There's a lot of shenanigans in this one from Love That Bob, and a major rom/com angle with Tom Keene and the beautiful Marsha Hunt, who went on to become a cult figure in film noirs until her movie career was cut short by HUAC, who blacklisted her in the 1950s for her political views. But, she outlived 'em all, haha, and is presumably having the last laugh.

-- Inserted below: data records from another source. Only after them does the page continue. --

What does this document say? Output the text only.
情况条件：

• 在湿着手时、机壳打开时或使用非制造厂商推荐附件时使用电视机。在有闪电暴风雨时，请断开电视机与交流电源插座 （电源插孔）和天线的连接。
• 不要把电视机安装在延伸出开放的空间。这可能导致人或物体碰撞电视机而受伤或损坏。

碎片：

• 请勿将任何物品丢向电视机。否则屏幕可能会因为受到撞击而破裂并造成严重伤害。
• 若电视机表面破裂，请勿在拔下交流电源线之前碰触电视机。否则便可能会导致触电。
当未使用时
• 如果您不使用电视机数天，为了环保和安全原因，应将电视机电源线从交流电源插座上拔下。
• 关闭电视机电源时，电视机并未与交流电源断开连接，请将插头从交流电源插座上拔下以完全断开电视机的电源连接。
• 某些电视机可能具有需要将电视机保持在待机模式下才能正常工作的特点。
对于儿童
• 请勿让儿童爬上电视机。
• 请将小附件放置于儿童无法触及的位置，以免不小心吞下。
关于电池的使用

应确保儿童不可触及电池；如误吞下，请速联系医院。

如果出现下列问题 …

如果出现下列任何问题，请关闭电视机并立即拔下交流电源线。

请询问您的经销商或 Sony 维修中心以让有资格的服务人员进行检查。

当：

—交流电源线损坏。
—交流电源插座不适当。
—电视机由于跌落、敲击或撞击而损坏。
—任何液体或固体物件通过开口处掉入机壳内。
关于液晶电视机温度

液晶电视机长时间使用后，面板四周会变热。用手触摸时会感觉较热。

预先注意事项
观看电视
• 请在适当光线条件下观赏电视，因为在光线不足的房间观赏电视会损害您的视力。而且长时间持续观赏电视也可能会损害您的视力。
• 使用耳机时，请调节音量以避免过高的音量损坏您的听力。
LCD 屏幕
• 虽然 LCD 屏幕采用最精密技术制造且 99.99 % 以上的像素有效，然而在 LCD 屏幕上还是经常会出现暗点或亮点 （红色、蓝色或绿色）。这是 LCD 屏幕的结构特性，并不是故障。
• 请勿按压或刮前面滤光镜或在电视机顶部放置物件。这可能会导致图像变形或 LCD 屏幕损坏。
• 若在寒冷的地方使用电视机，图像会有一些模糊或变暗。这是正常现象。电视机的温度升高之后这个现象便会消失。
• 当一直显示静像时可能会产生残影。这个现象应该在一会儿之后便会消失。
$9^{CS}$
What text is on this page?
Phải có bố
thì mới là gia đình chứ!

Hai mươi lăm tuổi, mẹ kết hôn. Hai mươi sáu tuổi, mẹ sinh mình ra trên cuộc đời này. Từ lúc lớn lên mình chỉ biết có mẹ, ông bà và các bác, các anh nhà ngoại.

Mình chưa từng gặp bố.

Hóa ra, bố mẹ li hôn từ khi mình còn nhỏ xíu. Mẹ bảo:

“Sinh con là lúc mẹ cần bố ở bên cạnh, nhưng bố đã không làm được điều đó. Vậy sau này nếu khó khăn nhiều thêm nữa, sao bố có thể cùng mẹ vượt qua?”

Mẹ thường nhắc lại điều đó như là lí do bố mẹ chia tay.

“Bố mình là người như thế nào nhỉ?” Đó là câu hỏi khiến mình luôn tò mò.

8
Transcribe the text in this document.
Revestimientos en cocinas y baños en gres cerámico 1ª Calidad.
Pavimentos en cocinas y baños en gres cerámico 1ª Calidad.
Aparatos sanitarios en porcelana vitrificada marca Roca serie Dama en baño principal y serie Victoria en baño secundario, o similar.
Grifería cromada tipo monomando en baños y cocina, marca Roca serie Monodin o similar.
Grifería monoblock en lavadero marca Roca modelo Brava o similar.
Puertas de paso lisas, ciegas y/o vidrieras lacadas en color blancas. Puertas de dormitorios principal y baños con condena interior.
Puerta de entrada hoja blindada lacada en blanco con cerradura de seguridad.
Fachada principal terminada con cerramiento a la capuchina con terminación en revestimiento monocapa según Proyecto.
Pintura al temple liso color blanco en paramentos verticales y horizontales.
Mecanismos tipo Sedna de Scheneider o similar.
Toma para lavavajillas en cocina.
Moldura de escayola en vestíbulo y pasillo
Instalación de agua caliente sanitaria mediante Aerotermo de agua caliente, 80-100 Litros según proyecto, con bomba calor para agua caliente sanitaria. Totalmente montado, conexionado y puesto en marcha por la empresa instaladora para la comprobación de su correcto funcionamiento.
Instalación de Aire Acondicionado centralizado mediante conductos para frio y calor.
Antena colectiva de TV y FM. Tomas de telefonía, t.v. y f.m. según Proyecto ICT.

Buster Crabbe is once again great as Moya. The last fifteen minutes is a shoot-em-up extravaganza, shot on location at the Garden of the Gods in the Santa Susana Pass. The great Lief Erickson has small roles in both of the movies in this blog. He was of course the star of the High Chapparal TV series in the mid-60s. There are all kinds of bit parts from wonderful cowboy actors. This was the most lively of the Zane Greys we've seen so far, with large doses of comedy and romance added to the mix to lighten the grim persecution of Moya. He gifts Tom Keene with a beautiful Palomonio horse, to show his appreciation for Keene saving his life.

Once again, there are so many layers to the script that you could watch the movie three times to get it all. Two Huge Thumbs Up for "Desert Gold". It's very highly recommended and the picture is razor sharp. ///

That's all I know for tonight. I hope your week is going well, and I send you Tons of Love as always.